Гипсовый промысел в слободе Дымково существовал задолго до привычных всем «свистулек» и мифических «шар;шей» — глиняных шаров, которые старые рассказы приписывали Вятке щедрее, чем это выдерживает здравый смысл. В начале XIX века на городской площади поднимался Александро-Невский собор: торжественно заложен 30 августа 1839 года епископом Вятским, возводился «на добровольные пожертвования» в память о визите императора Александра I в 1824-м.

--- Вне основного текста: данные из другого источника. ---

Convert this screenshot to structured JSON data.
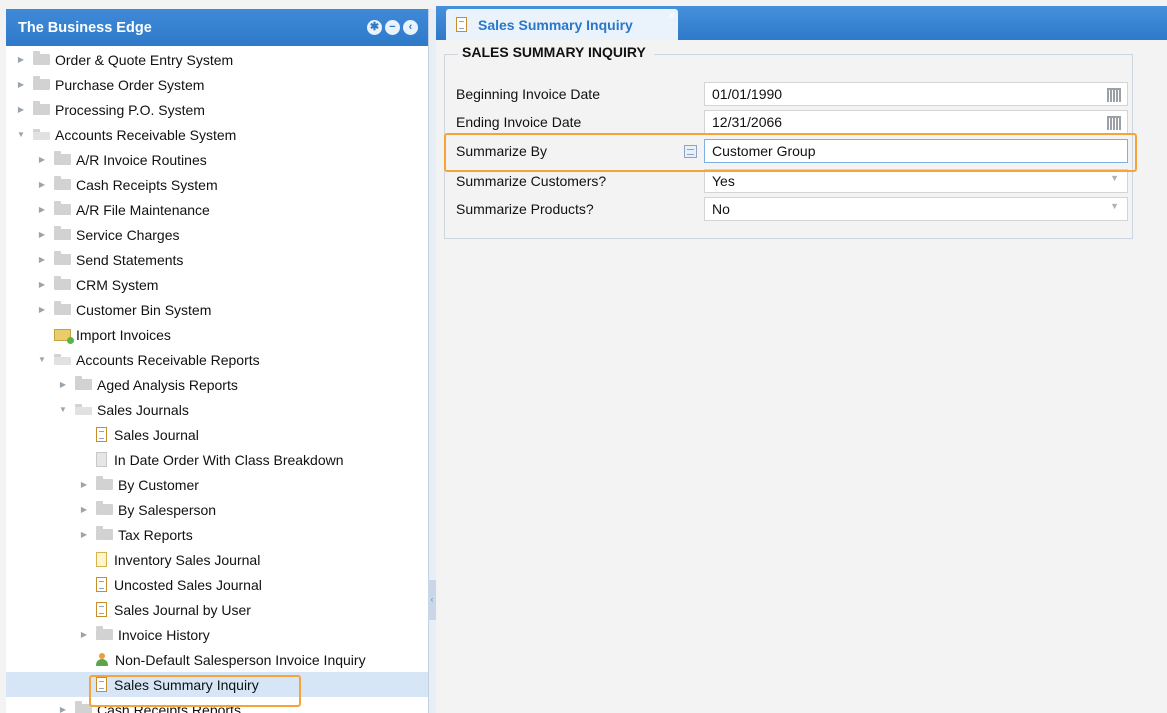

Городской голова Машковцев предложил храм в честь государева святого, а проект поручили ссыльному академику Александру Лаврентьевичу Витбергу — тому самому, что стоял у истоков первой попытки возвести Храм Христа Спасителя в Москве. По семейным ведомостям и бригадным спискам каменщиков, на таких стройках — как и на других храмах Вятки — работали дед и отец будущего мастера И. П. Короваева. Это знали в мастерских, это помнила пыль. Но в 2025 году, как ни странно, этого почти не знает город, который теперь зовут по-другому.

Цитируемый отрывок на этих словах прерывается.